Ich spürte, wie wir unserem Ziel immer näherkamen und ich begann mich schon die ganze Zeit zu fragen, was uns dort alles erwarten würde. Ob es viele Unterschiede zu Alvarez geben würde oder ob sich vieles ähnelte. Wie sie ihre Hofnarren behandelten, wie sehr sie es mit der Religion hatten, ihre Versorgung; aber am allermeisten interessierte mich ihr König. Vater erzählte gerne Dinge über ihn, diesen Menschen nun persönlich zu treffen schien mir gar surreal, doch ich konnte es kaum abwarten.

Und so fremd ich mich hier doch fühlen sollte, es wirkte trotzdem vertraut, als würde ich nicht das Territorium des Feindes betreten sondern ganz normal die Welt erkunden. Es waren die Vorstellungen, die ich erstrebte und die Gefühle, die ich zur Wirklichkeit machen wollte. Die Gründe für die Quelle, aus der ich meine Kraft zum Fortfahren schöpfte.
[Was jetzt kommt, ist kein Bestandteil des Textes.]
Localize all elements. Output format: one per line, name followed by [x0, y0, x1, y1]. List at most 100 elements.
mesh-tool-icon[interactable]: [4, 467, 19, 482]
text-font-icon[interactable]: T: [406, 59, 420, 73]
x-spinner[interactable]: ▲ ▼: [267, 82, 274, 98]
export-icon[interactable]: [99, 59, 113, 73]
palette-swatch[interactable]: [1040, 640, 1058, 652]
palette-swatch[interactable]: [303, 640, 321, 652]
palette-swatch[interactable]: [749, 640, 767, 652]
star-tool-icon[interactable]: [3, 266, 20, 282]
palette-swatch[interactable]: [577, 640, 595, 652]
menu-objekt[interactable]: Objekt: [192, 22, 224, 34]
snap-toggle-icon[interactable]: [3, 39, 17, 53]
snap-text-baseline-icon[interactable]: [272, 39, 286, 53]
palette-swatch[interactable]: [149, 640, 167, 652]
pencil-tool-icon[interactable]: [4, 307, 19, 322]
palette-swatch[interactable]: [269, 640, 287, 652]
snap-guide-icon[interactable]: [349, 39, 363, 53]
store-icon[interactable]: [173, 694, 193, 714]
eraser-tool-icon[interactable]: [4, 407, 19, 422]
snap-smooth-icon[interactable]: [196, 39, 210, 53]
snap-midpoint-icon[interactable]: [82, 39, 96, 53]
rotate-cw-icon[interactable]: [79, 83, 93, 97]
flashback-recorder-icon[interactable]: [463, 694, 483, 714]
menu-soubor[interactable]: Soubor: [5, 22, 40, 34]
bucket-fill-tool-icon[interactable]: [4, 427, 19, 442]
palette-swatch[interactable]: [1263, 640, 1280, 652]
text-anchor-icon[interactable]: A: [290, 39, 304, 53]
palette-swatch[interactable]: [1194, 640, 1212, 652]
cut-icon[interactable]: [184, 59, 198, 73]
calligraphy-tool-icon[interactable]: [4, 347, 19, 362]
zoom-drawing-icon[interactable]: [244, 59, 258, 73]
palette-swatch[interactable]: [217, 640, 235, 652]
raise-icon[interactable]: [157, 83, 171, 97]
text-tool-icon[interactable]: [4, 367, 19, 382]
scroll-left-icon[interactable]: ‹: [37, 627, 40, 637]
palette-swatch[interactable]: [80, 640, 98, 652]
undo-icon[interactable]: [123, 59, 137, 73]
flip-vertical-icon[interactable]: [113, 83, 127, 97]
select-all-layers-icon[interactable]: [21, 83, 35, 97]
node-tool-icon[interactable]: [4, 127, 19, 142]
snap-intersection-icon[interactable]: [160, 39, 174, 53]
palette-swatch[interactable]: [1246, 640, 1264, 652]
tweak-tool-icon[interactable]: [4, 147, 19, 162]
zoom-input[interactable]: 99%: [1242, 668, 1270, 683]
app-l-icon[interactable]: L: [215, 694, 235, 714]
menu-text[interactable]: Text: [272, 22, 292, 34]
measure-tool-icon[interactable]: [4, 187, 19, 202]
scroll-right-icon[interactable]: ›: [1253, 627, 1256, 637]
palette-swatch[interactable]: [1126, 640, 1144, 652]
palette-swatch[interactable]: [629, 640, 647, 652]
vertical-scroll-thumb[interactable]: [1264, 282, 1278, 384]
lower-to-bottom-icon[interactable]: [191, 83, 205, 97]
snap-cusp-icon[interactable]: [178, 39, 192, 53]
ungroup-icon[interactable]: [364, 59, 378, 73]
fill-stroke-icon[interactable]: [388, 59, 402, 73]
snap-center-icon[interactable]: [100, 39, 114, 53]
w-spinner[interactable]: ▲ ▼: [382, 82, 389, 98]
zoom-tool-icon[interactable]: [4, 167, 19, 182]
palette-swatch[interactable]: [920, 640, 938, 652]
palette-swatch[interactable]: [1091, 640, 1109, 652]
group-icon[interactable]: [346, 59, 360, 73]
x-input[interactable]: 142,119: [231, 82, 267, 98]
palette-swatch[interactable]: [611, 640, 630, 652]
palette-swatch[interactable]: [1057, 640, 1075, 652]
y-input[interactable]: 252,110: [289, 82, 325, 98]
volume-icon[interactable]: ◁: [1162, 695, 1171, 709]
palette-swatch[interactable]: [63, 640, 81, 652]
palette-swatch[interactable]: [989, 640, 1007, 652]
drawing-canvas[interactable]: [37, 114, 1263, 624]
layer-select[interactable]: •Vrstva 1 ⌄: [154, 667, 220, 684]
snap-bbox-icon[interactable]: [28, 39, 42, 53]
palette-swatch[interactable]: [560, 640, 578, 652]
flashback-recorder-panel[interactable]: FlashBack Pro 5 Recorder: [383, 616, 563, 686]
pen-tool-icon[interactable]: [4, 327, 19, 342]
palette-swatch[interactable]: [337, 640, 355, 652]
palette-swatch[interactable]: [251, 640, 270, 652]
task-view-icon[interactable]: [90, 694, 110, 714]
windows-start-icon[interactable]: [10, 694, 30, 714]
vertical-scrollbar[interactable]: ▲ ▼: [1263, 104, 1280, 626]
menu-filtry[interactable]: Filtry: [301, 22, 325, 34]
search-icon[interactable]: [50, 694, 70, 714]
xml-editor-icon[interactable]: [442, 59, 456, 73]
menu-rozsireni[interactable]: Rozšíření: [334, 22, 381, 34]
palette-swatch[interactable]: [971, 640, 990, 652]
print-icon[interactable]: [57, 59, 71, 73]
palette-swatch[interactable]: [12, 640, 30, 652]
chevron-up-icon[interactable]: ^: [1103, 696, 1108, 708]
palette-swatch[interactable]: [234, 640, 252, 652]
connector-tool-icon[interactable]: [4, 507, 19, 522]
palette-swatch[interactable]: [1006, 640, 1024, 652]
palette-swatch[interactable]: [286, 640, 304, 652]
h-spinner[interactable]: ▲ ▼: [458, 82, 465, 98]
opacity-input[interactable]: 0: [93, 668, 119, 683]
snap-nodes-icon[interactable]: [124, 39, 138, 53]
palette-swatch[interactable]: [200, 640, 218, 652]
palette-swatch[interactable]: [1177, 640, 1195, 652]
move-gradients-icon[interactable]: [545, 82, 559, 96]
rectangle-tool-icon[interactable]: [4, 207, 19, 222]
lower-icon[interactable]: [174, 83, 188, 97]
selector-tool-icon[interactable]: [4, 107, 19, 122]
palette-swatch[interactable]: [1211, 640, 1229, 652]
Die Pferde wurden immer langsamer und als ich einen Blick nach vorne riskierte, erblickte ich graue Mauern aus Stein und ein riesiges Tor, das wohl den Eingang zu Atirian symbolisierte. Davor standen zwei bewaffnete Wächter und das erste Hindernis war wohl an ihnen vorbeizukommen, ohne dabei verletzt zu werden. Wir kamen zum Stehen und mit ernster Miene blickten sie uns ein.
»Was habt ihr hier zu suchen?«, fragte der Rechte von ihnen und umgriff die Lanze in seiner Hand so fest, dass sie jederzeit einsatzbereit war.